Question

Evaluate\(\mathop {\lim }\limits_{x \to 2} \frac{{\sqrt {6 - x} - 2}}{{\sqrt {3 - x} - 1}}\).

Short answer

The value of limit is \(\mathop {\lim }\limits_{x \to 2} \,\,\frac{{\sqrt {6 - x} - 2}}{{\sqrt {3 - x} - 1}} = \frac{1}{2}\).

Step-by-step solution

Rationalize the given function

Rationalize the given function by multiplying the conjugate of denominator and numerator as follows:

\(\mathop {\lim }\limits_{x \to 2} \,\,\frac{{\sqrt {6 - x} - 2}}{{\sqrt {3 - x} - 1}} = \mathop {\lim }\limits_{x \to 2} \,\,\frac{{\sqrt {6 - x} - 2}}{{\sqrt {3 - x} - 1}} \cdot \frac{{\sqrt {6 - x} + 2}}{{\sqrt {6 - x} + 2}} \cdot \frac{{\sqrt {3 - x} + 1}}{{\sqrt {3 - x} + 1}}\)
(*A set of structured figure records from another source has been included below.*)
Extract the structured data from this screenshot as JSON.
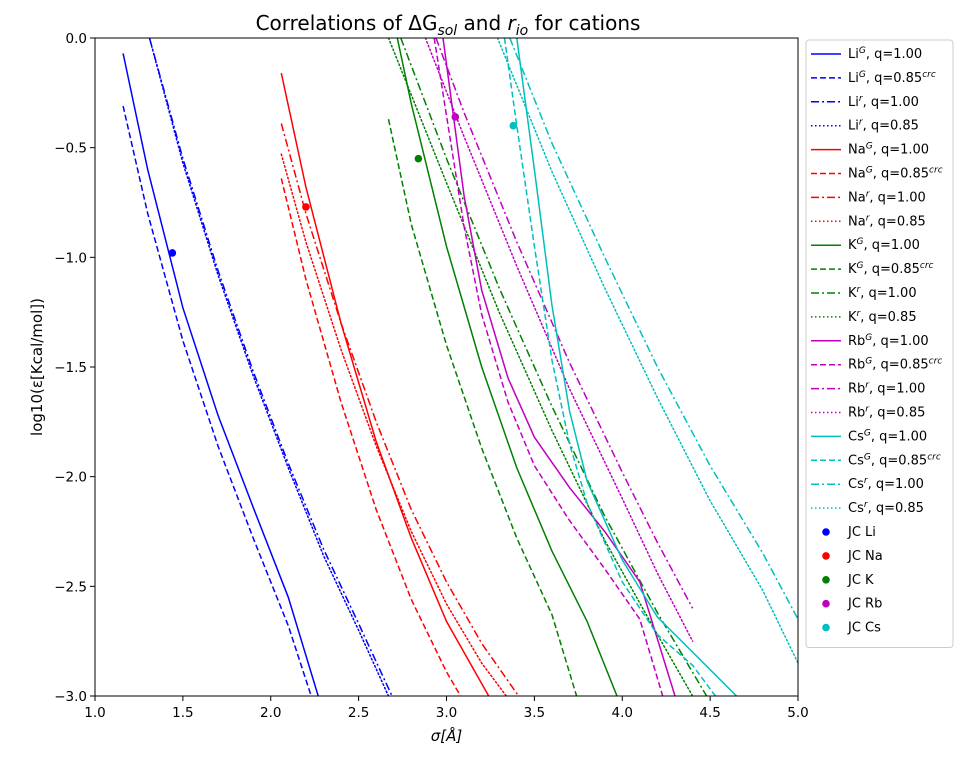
{
  "chart_data": {
    "type": "line",
    "title": "Correlations of ΔG_sol and r_io for cations",
    "xlabel": "σ[Å]",
    "ylabel": "log10(ε[Kcal/mol])",
    "xlim": [
      1.0,
      5.0
    ],
    "ylim": [
      -3.0,
      0.0
    ],
    "xticks": [
      "1.0",
      "1.5",
      "2.0",
      "2.5",
      "3.0",
      "3.5",
      "4.0",
      "4.5",
      "5.0"
    ],
    "yticks": [
      "0.0",
      "−0.5",
      "−1.0",
      "−1.5",
      "−2.0",
      "−2.5",
      "−3.0"
    ],
    "grid": false,
    "legend_position": "right, outside plot",
    "series": [
      {
        "name": "Li^G, q=1.00",
        "color": "#0000ff",
        "style": "solid",
        "points": [
          [
            1.16,
            -0.07
          ],
          [
            1.3,
            -0.6
          ],
          [
            1.5,
            -1.23
          ],
          [
            1.7,
            -1.72
          ],
          [
            1.9,
            -2.14
          ],
          [
            2.1,
            -2.55
          ],
          [
            2.27,
            -3.0
          ]
        ]
      },
      {
        "name": "Li^G, q=0.85^crc",
        "color": "#0000ff",
        "style": "dashed",
        "points": [
          [
            1.16,
            -0.31
          ],
          [
            1.3,
            -0.8
          ],
          [
            1.5,
            -1.38
          ],
          [
            1.7,
            -1.86
          ],
          [
            1.9,
            -2.28
          ],
          [
            2.1,
            -2.68
          ],
          [
            2.23,
            -3.0
          ]
        ]
      },
      {
        "name": "Li^r, q=1.00",
        "color": "#0000ff",
        "style": "dashdot",
        "points": [
          [
            1.31,
            0.0
          ],
          [
            1.5,
            -0.55
          ],
          [
            1.7,
            -1.06
          ],
          [
            1.9,
            -1.52
          ],
          [
            2.1,
            -1.94
          ],
          [
            2.3,
            -2.33
          ],
          [
            2.5,
            -2.67
          ],
          [
            2.69,
            -3.0
          ]
        ]
      },
      {
        "name": "Li^r, q=0.85",
        "color": "#0000ff",
        "style": "dotted",
        "points": [
          [
            1.31,
            0.0
          ],
          [
            1.5,
            -0.57
          ],
          [
            1.7,
            -1.08
          ],
          [
            1.9,
            -1.54
          ],
          [
            2.1,
            -1.96
          ],
          [
            2.3,
            -2.36
          ],
          [
            2.5,
            -2.7
          ],
          [
            2.67,
            -3.0
          ]
        ]
      },
      {
        "name": "Na^G, q=1.00",
        "color": "#ff0000",
        "style": "solid",
        "points": [
          [
            2.06,
            -0.16
          ],
          [
            2.2,
            -0.68
          ],
          [
            2.4,
            -1.3
          ],
          [
            2.6,
            -1.84
          ],
          [
            2.8,
            -2.28
          ],
          [
            3.0,
            -2.66
          ],
          [
            3.24,
            -3.0
          ]
        ]
      },
      {
        "name": "Na^G, q=0.85^crc",
        "color": "#ff0000",
        "style": "dashed",
        "points": [
          [
            2.06,
            -0.64
          ],
          [
            2.2,
            -1.1
          ],
          [
            2.4,
            -1.66
          ],
          [
            2.6,
            -2.15
          ],
          [
            2.8,
            -2.56
          ],
          [
            3.0,
            -2.89
          ],
          [
            3.08,
            -3.0
          ]
        ]
      },
      {
        "name": "Na^r, q=1.00",
        "color": "#ff0000",
        "style": "dashdot",
        "points": [
          [
            2.06,
            -0.39
          ],
          [
            2.2,
            -0.8
          ],
          [
            2.4,
            -1.3
          ],
          [
            2.6,
            -1.75
          ],
          [
            2.8,
            -2.15
          ],
          [
            3.0,
            -2.48
          ],
          [
            3.2,
            -2.76
          ],
          [
            3.41,
            -3.0
          ]
        ]
      },
      {
        "name": "Na^r, q=0.85",
        "color": "#ff0000",
        "style": "dotted",
        "points": [
          [
            2.06,
            -0.53
          ],
          [
            2.2,
            -0.93
          ],
          [
            2.4,
            -1.42
          ],
          [
            2.6,
            -1.86
          ],
          [
            2.8,
            -2.25
          ],
          [
            3.0,
            -2.58
          ],
          [
            3.2,
            -2.85
          ],
          [
            3.34,
            -3.0
          ]
        ]
      },
      {
        "name": "K^G, q=1.00",
        "color": "#008000",
        "style": "solid",
        "points": [
          [
            2.72,
            0.0
          ],
          [
            2.8,
            -0.3
          ],
          [
            3.0,
            -0.95
          ],
          [
            3.2,
            -1.5
          ],
          [
            3.4,
            -1.96
          ],
          [
            3.6,
            -2.34
          ],
          [
            3.8,
            -2.66
          ],
          [
            3.97,
            -3.0
          ]
        ]
      },
      {
        "name": "K^G, q=0.85^crc",
        "color": "#008000",
        "style": "dashed",
        "points": [
          [
            2.67,
            -0.37
          ],
          [
            2.8,
            -0.85
          ],
          [
            3.0,
            -1.4
          ],
          [
            3.2,
            -1.87
          ],
          [
            3.4,
            -2.28
          ],
          [
            3.6,
            -2.63
          ],
          [
            3.74,
            -3.0
          ]
        ]
      },
      {
        "name": "K^r, q=1.00",
        "color": "#008000",
        "style": "dashdot",
        "points": [
          [
            2.74,
            0.0
          ],
          [
            3.0,
            -0.55
          ],
          [
            3.3,
            -1.14
          ],
          [
            3.6,
            -1.68
          ],
          [
            3.9,
            -2.18
          ],
          [
            4.2,
            -2.62
          ],
          [
            4.48,
            -3.0
          ]
        ]
      },
      {
        "name": "K^r, q=0.85",
        "color": "#008000",
        "style": "dotted",
        "points": [
          [
            2.67,
            0.0
          ],
          [
            3.0,
            -0.66
          ],
          [
            3.3,
            -1.25
          ],
          [
            3.6,
            -1.79
          ],
          [
            3.9,
            -2.29
          ],
          [
            4.2,
            -2.72
          ],
          [
            4.4,
            -3.0
          ]
        ]
      },
      {
        "name": "Rb^G, q=1.00",
        "color": "#c000c0",
        "style": "solid",
        "points": [
          [
            2.98,
            0.0
          ],
          [
            3.1,
            -0.72
          ],
          [
            3.2,
            -1.15
          ],
          [
            3.35,
            -1.55
          ],
          [
            3.5,
            -1.82
          ],
          [
            3.7,
            -2.05
          ],
          [
            3.9,
            -2.25
          ],
          [
            4.1,
            -2.48
          ],
          [
            4.3,
            -3.0
          ]
        ]
      },
      {
        "name": "Rb^G, q=0.85^crc",
        "color": "#c000c0",
        "style": "dashed",
        "points": [
          [
            2.93,
            0.0
          ],
          [
            3.1,
            -0.86
          ],
          [
            3.2,
            -1.26
          ],
          [
            3.35,
            -1.66
          ],
          [
            3.5,
            -1.95
          ],
          [
            3.7,
            -2.2
          ],
          [
            3.9,
            -2.42
          ],
          [
            4.1,
            -2.65
          ],
          [
            4.23,
            -3.0
          ]
        ]
      },
      {
        "name": "Rb^r, q=1.00",
        "color": "#c000c0",
        "style": "dashdot",
        "points": [
          [
            2.94,
            0.0
          ],
          [
            3.1,
            -0.34
          ],
          [
            3.4,
            -0.93
          ],
          [
            3.7,
            -1.48
          ],
          [
            4.0,
            -1.98
          ],
          [
            4.2,
            -2.3
          ],
          [
            4.4,
            -2.6
          ]
        ]
      },
      {
        "name": "Rb^r, q=0.85",
        "color": "#c000c0",
        "style": "dotted",
        "points": [
          [
            2.88,
            0.0
          ],
          [
            3.1,
            -0.45
          ],
          [
            3.4,
            -1.04
          ],
          [
            3.7,
            -1.6
          ],
          [
            4.0,
            -2.1
          ],
          [
            4.2,
            -2.44
          ],
          [
            4.4,
            -2.75
          ]
        ]
      },
      {
        "name": "Cs^G, q=1.00",
        "color": "#00bfbf",
        "style": "solid",
        "points": [
          [
            3.4,
            0.0
          ],
          [
            3.5,
            -0.6
          ],
          [
            3.6,
            -1.22
          ],
          [
            3.7,
            -1.7
          ],
          [
            3.8,
            -2.02
          ],
          [
            4.0,
            -2.38
          ],
          [
            4.2,
            -2.64
          ],
          [
            4.4,
            -2.8
          ],
          [
            4.65,
            -3.0
          ]
        ]
      },
      {
        "name": "Cs^G, q=0.85^crc",
        "color": "#00bfbf",
        "style": "dashed",
        "points": [
          [
            3.33,
            0.0
          ],
          [
            3.4,
            -0.4
          ],
          [
            3.5,
            -0.95
          ],
          [
            3.6,
            -1.47
          ],
          [
            3.7,
            -1.85
          ],
          [
            3.8,
            -2.12
          ],
          [
            4.0,
            -2.48
          ],
          [
            4.2,
            -2.72
          ],
          [
            4.4,
            -2.86
          ],
          [
            4.53,
            -3.0
          ]
        ]
      },
      {
        "name": "Cs^r, q=1.00",
        "color": "#00bfbf",
        "style": "dashdot",
        "points": [
          [
            3.36,
            0.0
          ],
          [
            3.6,
            -0.48
          ],
          [
            3.9,
            -1.0
          ],
          [
            4.2,
            -1.5
          ],
          [
            4.5,
            -1.95
          ],
          [
            4.8,
            -2.35
          ],
          [
            5.0,
            -2.65
          ]
        ]
      },
      {
        "name": "Cs^r, q=0.85",
        "color": "#00bfbf",
        "style": "dotted",
        "points": [
          [
            3.29,
            0.0
          ],
          [
            3.6,
            -0.61
          ],
          [
            3.9,
            -1.14
          ],
          [
            4.2,
            -1.64
          ],
          [
            4.5,
            -2.11
          ],
          [
            4.8,
            -2.52
          ],
          [
            5.0,
            -2.85
          ]
        ]
      }
    ],
    "scatter": [
      {
        "name": "JC Li",
        "color": "#0000ff",
        "x": 1.44,
        "y": -0.98
      },
      {
        "name": "JC Na",
        "color": "#ff0000",
        "x": 2.2,
        "y": -0.77
      },
      {
        "name": "JC K",
        "color": "#008000",
        "x": 2.84,
        "y": -0.55
      },
      {
        "name": "JC Rb",
        "color": "#c000c0",
        "x": 3.05,
        "y": -0.36
      },
      {
        "name": "JC Cs",
        "color": "#00bfbf",
        "x": 3.38,
        "y": -0.4
      }
    ]
  }
}
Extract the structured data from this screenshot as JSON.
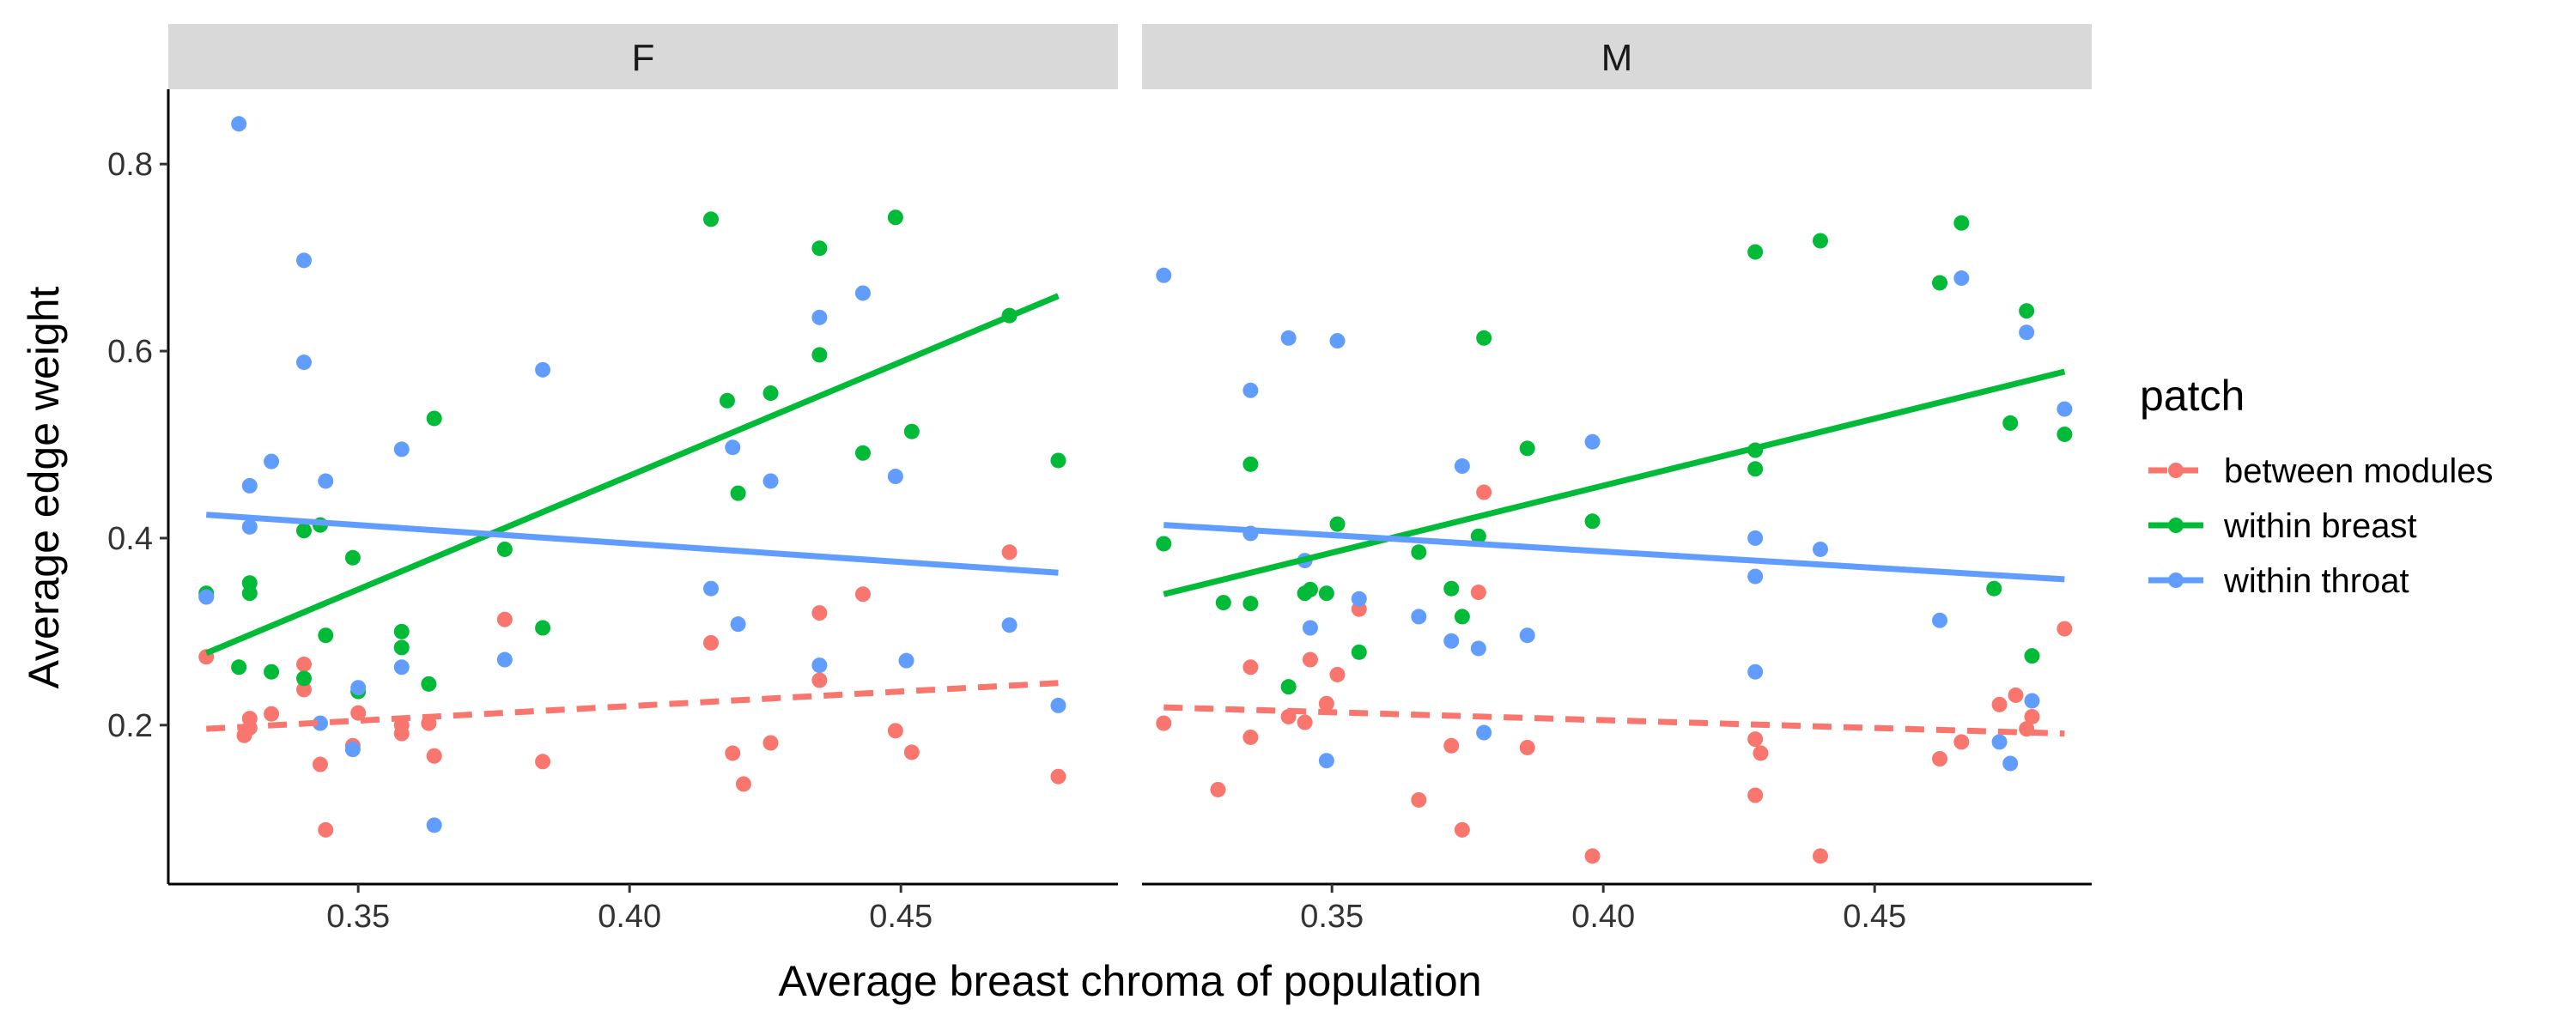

Simplify the above expression

Simplify the above obtained expression using formula\(\left( {a + b} \right)\left( {a - b} \right) = {a^2} - {b^2}\), as shown below:

\(\begin{aligned}\mathop {\lim }\limits_{x \to 2} \,\,\frac{{\sqrt {6 - x} - 2}}{{\sqrt {3 - x} - 1}} &= \mathop {\lim }\limits_{x \to 2} \,\,\frac{{\sqrt {6 - x} - 2}}{{\sqrt {3 - x} - 1}} \cdot \frac{{\sqrt {6 - x} + 2}}{{\sqrt {6 - x} + 2}} \cdot \frac{{\sqrt {3 - x} + 1}}{{\sqrt {3 - x} + 1}}\\ &= \mathop {\lim }\limits_{x \to 2} \,\frac{{{{\left( {\sqrt {6 - x} } \right)}^2} - {2^2}}}{{{{\left( {\sqrt {3 - x} } \right)}^2} - {1^2}}} \cdot \frac{{\sqrt {3 - x} + 1}}{{\sqrt {6 - x} + 2}}\\ &= \mathop {\lim }\limits_{x \to 2} \,\frac{{6 - x - 4}}{{3 - x - 1}} \cdot \frac{{\sqrt {3 - x} + 1}}{{\sqrt {6 - x} + 2}}\\ &= \mathop {\lim }\limits_{x \to 2} \,\frac{{2 - x}}{{2 - x}} \cdot \frac{{\sqrt {3 - x} + 1}}{{\sqrt {6 - x} + 2}}\\\mathop {\lim }\limits_{x \to 2} \,\frac{{\sqrt {3 - x} + 1}}{{\sqrt {6 - x} + 2}}\end{aligned}\).

Apply the limit

Finally, apply the limit by plugging\(x = 2\)into the simplified expression as:

\(\begin{aligned}\mathop {\lim }\limits_{x \to 2} \,\frac{{\sqrt {3 - x} + 1}}{{\sqrt {6 - x} + 2}} &= \frac{{\sqrt {3 - 2} + 1}}{{\sqrt {6 - 2} + 2}}\\ &= \frac{{1 + 1}}{{2 + 2}}\\ &= \frac{2}{4}\\ &= \frac{1}{2}\end{aligned}\)

Thus, the value of limit is \(\mathop {\lim }\limits_{x \to 2} \,\,\frac{{\sqrt {6 - x} - 2}}{{\sqrt {3 - x} - 1}} = \frac{1}{2}\).